James and Mary Ford, eds. Every Day in the Year. 1902.
May 5Lines Written on Hearing the News of the Death of Napoleon
By Percy Bysshe Shelley (17921822)W
Art thou not over-bold?
What! leapest thou forth as of old
In the light of thy morning mirth,
The last of the flock of the starry fold?
Ha! leapest thou forth as of old?
Are not the limbs still when the ghost is fled?
And canst thou more, Napoleon being dead?
What spark is alive on thy hearth?
How! is not his death-knell knolled?
And livest thou still, Mother Earth?
Thou wert warming thy fingers old
O’er the embers covered and cold
Of that most fiery spirit, when it fled—
What, Mother, do you laugh now he is dead?
“Or who has my story told?
It is thou who art over-bold.”
And the lightening of scorn laughed forth
As she sung, “To my bosom I fold
All my sons when their knell is knolled,
And so with living motion all are fed,
And the quick spring like weeds out of the dead.

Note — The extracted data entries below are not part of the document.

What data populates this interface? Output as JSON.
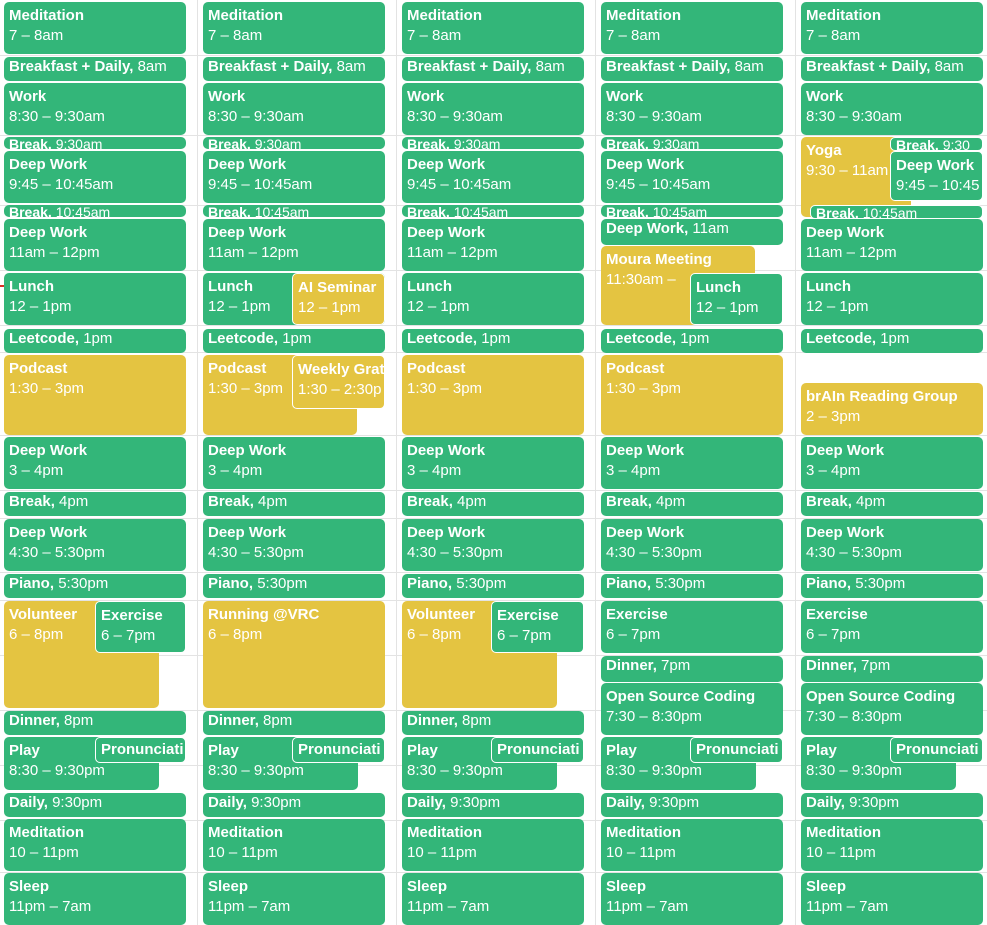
{
  "colors": {
    "green": "#33b679",
    "yellow": "#e4c441"
  },
  "days": [
    {
      "events": [
        {
          "title": "Meditation",
          "time": "7 – 8am",
          "color": "green",
          "style": "block"
        },
        {
          "title": "Breakfast + Daily",
          "time": "8am",
          "color": "green",
          "style": "inline"
        },
        {
          "title": "Work",
          "time": "8:30 – 9:30am",
          "color": "green",
          "style": "block"
        },
        {
          "title": "Break",
          "time": "9:30am",
          "color": "green",
          "style": "tiny"
        },
        {
          "title": "Deep Work",
          "time": "9:45 – 10:45am",
          "color": "green",
          "style": "block"
        },
        {
          "title": "Break",
          "time": "10:45am",
          "color": "green",
          "style": "tiny"
        },
        {
          "title": "Deep Work",
          "time": "11am – 12pm",
          "color": "green",
          "style": "block"
        },
        {
          "title": "Lunch",
          "time": "12 – 1pm",
          "color": "green",
          "style": "block"
        },
        {
          "title": "Leetcode",
          "time": "1pm",
          "color": "green",
          "style": "inline"
        },
        {
          "title": "Podcast",
          "time": "1:30 – 3pm",
          "color": "yellow",
          "style": "block"
        },
        {
          "title": "Deep Work",
          "time": "3 – 4pm",
          "color": "green",
          "style": "block"
        },
        {
          "title": "Break",
          "time": "4pm",
          "color": "green",
          "style": "inline"
        },
        {
          "title": "Deep Work",
          "time": "4:30 – 5:30pm",
          "color": "green",
          "style": "block"
        },
        {
          "title": "Piano",
          "time": "5:30pm",
          "color": "green",
          "style": "inline"
        },
        {
          "title": "Volunteer",
          "time": "6 – 8pm",
          "color": "yellow",
          "style": "block"
        },
        {
          "title": "Exercise",
          "time": "6 – 7pm",
          "color": "green",
          "style": "block"
        },
        {
          "title": "Dinner",
          "time": "8pm",
          "color": "green",
          "style": "inline"
        },
        {
          "title": "Play",
          "time": "8:30 – 9:30pm",
          "color": "green",
          "style": "block"
        },
        {
          "title": "Pronunciati",
          "time": "",
          "color": "green",
          "style": "block"
        },
        {
          "title": "Daily",
          "time": "9:30pm",
          "color": "green",
          "style": "inline"
        },
        {
          "title": "Meditation",
          "time": "10 – 11pm",
          "color": "green",
          "style": "block"
        },
        {
          "title": "Sleep",
          "time": "11pm – 7am",
          "color": "green",
          "style": "block"
        }
      ]
    },
    {
      "events": [
        {
          "title": "Meditation",
          "time": "7 – 8am",
          "color": "green",
          "style": "block"
        },
        {
          "title": "Breakfast + Daily",
          "time": "8am",
          "color": "green",
          "style": "inline"
        },
        {
          "title": "Work",
          "time": "8:30 – 9:30am",
          "color": "green",
          "style": "block"
        },
        {
          "title": "Break",
          "time": "9:30am",
          "color": "green",
          "style": "tiny"
        },
        {
          "title": "Deep Work",
          "time": "9:45 – 10:45am",
          "color": "green",
          "style": "block"
        },
        {
          "title": "Break",
          "time": "10:45am",
          "color": "green",
          "style": "tiny"
        },
        {
          "title": "Deep Work",
          "time": "11am – 12pm",
          "color": "green",
          "style": "block"
        },
        {
          "title": "Lunch",
          "time": "12 – 1pm",
          "color": "green",
          "style": "block"
        },
        {
          "title": "AI Seminar",
          "time": "12 – 1pm",
          "color": "yellow",
          "style": "block"
        },
        {
          "title": "Leetcode",
          "time": "1pm",
          "color": "green",
          "style": "inline"
        },
        {
          "title": "Podcast",
          "time": "1:30 – 3pm",
          "color": "yellow",
          "style": "block"
        },
        {
          "title": "Weekly Grat",
          "time": "1:30 – 2:30p",
          "color": "yellow",
          "style": "block"
        },
        {
          "title": "Deep Work",
          "time": "3 – 4pm",
          "color": "green",
          "style": "block"
        },
        {
          "title": "Break",
          "time": "4pm",
          "color": "green",
          "style": "inline"
        },
        {
          "title": "Deep Work",
          "time": "4:30 – 5:30pm",
          "color": "green",
          "style": "block"
        },
        {
          "title": "Piano",
          "time": "5:30pm",
          "color": "green",
          "style": "inline"
        },
        {
          "title": "Running @VRC",
          "time": "6 – 8pm",
          "color": "yellow",
          "style": "block"
        },
        {
          "title": "Dinner",
          "time": "8pm",
          "color": "green",
          "style": "inline"
        },
        {
          "title": "Play",
          "time": "8:30 – 9:30pm",
          "color": "green",
          "style": "block"
        },
        {
          "title": "Pronunciati",
          "time": "",
          "color": "green",
          "style": "block"
        },
        {
          "title": "Daily",
          "time": "9:30pm",
          "color": "green",
          "style": "inline"
        },
        {
          "title": "Meditation",
          "time": "10 – 11pm",
          "color": "green",
          "style": "block"
        },
        {
          "title": "Sleep",
          "time": "11pm – 7am",
          "color": "green",
          "style": "block"
        }
      ]
    },
    {
      "events": [
        {
          "title": "Meditation",
          "time": "7 – 8am",
          "color": "green",
          "style": "block"
        },
        {
          "title": "Breakfast + Daily",
          "time": "8am",
          "color": "green",
          "style": "inline"
        },
        {
          "title": "Work",
          "time": "8:30 – 9:30am",
          "color": "green",
          "style": "block"
        },
        {
          "title": "Break",
          "time": "9:30am",
          "color": "green",
          "style": "tiny"
        },
        {
          "title": "Deep Work",
          "time": "9:45 – 10:45am",
          "color": "green",
          "style": "block"
        },
        {
          "title": "Break",
          "time": "10:45am",
          "color": "green",
          "style": "tiny"
        },
        {
          "title": "Deep Work",
          "time": "11am – 12pm",
          "color": "green",
          "style": "block"
        },
        {
          "title": "Lunch",
          "time": "12 – 1pm",
          "color": "green",
          "style": "block"
        },
        {
          "title": "Leetcode",
          "time": "1pm",
          "color": "green",
          "style": "inline"
        },
        {
          "title": "Podcast",
          "time": "1:30 – 3pm",
          "color": "yellow",
          "style": "block"
        },
        {
          "title": "Deep Work",
          "time": "3 – 4pm",
          "color": "green",
          "style": "block"
        },
        {
          "title": "Break",
          "time": "4pm",
          "color": "green",
          "style": "inline"
        },
        {
          "title": "Deep Work",
          "time": "4:30 – 5:30pm",
          "color": "green",
          "style": "block"
        },
        {
          "title": "Piano",
          "time": "5:30pm",
          "color": "green",
          "style": "inline"
        },
        {
          "title": "Volunteer",
          "time": "6 – 8pm",
          "color": "yellow",
          "style": "block"
        },
        {
          "title": "Exercise",
          "time": "6 – 7pm",
          "color": "green",
          "style": "block"
        },
        {
          "title": "Dinner",
          "time": "8pm",
          "color": "green",
          "style": "inline"
        },
        {
          "title": "Play",
          "time": "8:30 – 9:30pm",
          "color": "green",
          "style": "block"
        },
        {
          "title": "Pronunciati",
          "time": "",
          "color": "green",
          "style": "block"
        },
        {
          "title": "Daily",
          "time": "9:30pm",
          "color": "green",
          "style": "inline"
        },
        {
          "title": "Meditation",
          "time": "10 – 11pm",
          "color": "green",
          "style": "block"
        },
        {
          "title": "Sleep",
          "time": "11pm – 7am",
          "color": "green",
          "style": "block"
        }
      ]
    },
    {
      "events": [
        {
          "title": "Meditation",
          "time": "7 – 8am",
          "color": "green",
          "style": "block"
        },
        {
          "title": "Breakfast + Daily",
          "time": "8am",
          "color": "green",
          "style": "inline"
        },
        {
          "title": "Work",
          "time": "8:30 – 9:30am",
          "color": "green",
          "style": "block"
        },
        {
          "title": "Break",
          "time": "9:30am",
          "color": "green",
          "style": "tiny"
        },
        {
          "title": "Deep Work",
          "time": "9:45 – 10:45am",
          "color": "green",
          "style": "block"
        },
        {
          "title": "Break",
          "time": "10:45am",
          "color": "green",
          "style": "tiny"
        },
        {
          "title": "Deep Work",
          "time": "11am",
          "color": "green",
          "style": "inline"
        },
        {
          "title": "Moura Meeting",
          "time": "11:30am –",
          "color": "yellow",
          "style": "block"
        },
        {
          "title": "Lunch",
          "time": "12 – 1pm",
          "color": "green",
          "style": "block"
        },
        {
          "title": "Leetcode",
          "time": "1pm",
          "color": "green",
          "style": "inline"
        },
        {
          "title": "Podcast",
          "time": "1:30 – 3pm",
          "color": "yellow",
          "style": "block"
        },
        {
          "title": "Deep Work",
          "time": "3 – 4pm",
          "color": "green",
          "style": "block"
        },
        {
          "title": "Break",
          "time": "4pm",
          "color": "green",
          "style": "inline"
        },
        {
          "title": "Deep Work",
          "time": "4:30 – 5:30pm",
          "color": "green",
          "style": "block"
        },
        {
          "title": "Piano",
          "time": "5:30pm",
          "color": "green",
          "style": "inline"
        },
        {
          "title": "Exercise",
          "time": "6 – 7pm",
          "color": "green",
          "style": "block"
        },
        {
          "title": "Dinner",
          "time": "7pm",
          "color": "green",
          "style": "inline"
        },
        {
          "title": "Open Source Coding",
          "time": "7:30 – 8:30pm",
          "color": "green",
          "style": "block"
        },
        {
          "title": "Play",
          "time": "8:30 – 9:30pm",
          "color": "green",
          "style": "block"
        },
        {
          "title": "Pronunciati",
          "time": "",
          "color": "green",
          "style": "block"
        },
        {
          "title": "Daily",
          "time": "9:30pm",
          "color": "green",
          "style": "inline"
        },
        {
          "title": "Meditation",
          "time": "10 – 11pm",
          "color": "green",
          "style": "block"
        },
        {
          "title": "Sleep",
          "time": "11pm – 7am",
          "color": "green",
          "style": "block"
        }
      ]
    },
    {
      "events": [
        {
          "title": "Meditation",
          "time": "7 – 8am",
          "color": "green",
          "style": "block"
        },
        {
          "title": "Breakfast + Daily",
          "time": "8am",
          "color": "green",
          "style": "inline"
        },
        {
          "title": "Work",
          "time": "8:30 – 9:30am",
          "color": "green",
          "style": "block"
        },
        {
          "title": "Yoga",
          "time": "9:30 – 11am",
          "color": "yellow",
          "style": "block"
        },
        {
          "title": "Break",
          "time": "9:30",
          "color": "green",
          "style": "tiny"
        },
        {
          "title": "Deep Work",
          "time": "9:45 – 10:45",
          "color": "green",
          "style": "block"
        },
        {
          "title": "Break",
          "time": "10:45am",
          "color": "green",
          "style": "tiny"
        },
        {
          "title": "Deep Work",
          "time": "11am – 12pm",
          "color": "green",
          "style": "block"
        },
        {
          "title": "Lunch",
          "time": "12 – 1pm",
          "color": "green",
          "style": "block"
        },
        {
          "title": "Leetcode",
          "time": "1pm",
          "color": "green",
          "style": "inline"
        },
        {
          "title": "brAIn Reading Group",
          "time": "2 – 3pm",
          "color": "yellow",
          "style": "block"
        },
        {
          "title": "Deep Work",
          "time": "3 – 4pm",
          "color": "green",
          "style": "block"
        },
        {
          "title": "Break",
          "time": "4pm",
          "color": "green",
          "style": "inline"
        },
        {
          "title": "Deep Work",
          "time": "4:30 – 5:30pm",
          "color": "green",
          "style": "block"
        },
        {
          "title": "Piano",
          "time": "5:30pm",
          "color": "green",
          "style": "inline"
        },
        {
          "title": "Exercise",
          "time": "6 – 7pm",
          "color": "green",
          "style": "block"
        },
        {
          "title": "Dinner",
          "time": "7pm",
          "color": "green",
          "style": "inline"
        },
        {
          "title": "Open Source Coding",
          "time": "7:30 – 8:30pm",
          "color": "green",
          "style": "block"
        },
        {
          "title": "Play",
          "time": "8:30 – 9:30pm",
          "color": "green",
          "style": "block"
        },
        {
          "title": "Pronunciati",
          "time": "",
          "color": "green",
          "style": "block"
        },
        {
          "title": "Daily",
          "time": "9:30pm",
          "color": "green",
          "style": "inline"
        },
        {
          "title": "Meditation",
          "time": "10 – 11pm",
          "color": "green",
          "style": "block"
        },
        {
          "title": "Sleep",
          "time": "11pm – 7am",
          "color": "green",
          "style": "block"
        }
      ]
    }
  ]
}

“I grow bolder, and still more bold.
The dead fill me ten thousandfold
Fuller of speed, and splendour, and mirth;
I was cloudy, and sullen, and cold,
Like a frozen chaos uprolled,
Till by the spirit of the mighty dead
My heart grew warm. I feed on whom I fed.
“Napoleon’s fierce spirit rolled,
In terror, and blood, and gold,
A torrent of ruin to death from his birth.
Leave the millions who follow to mould
The metal before it is cold,
And weave into his shame, which like the dead
Shrouds me, the hopes that from his glory fled.”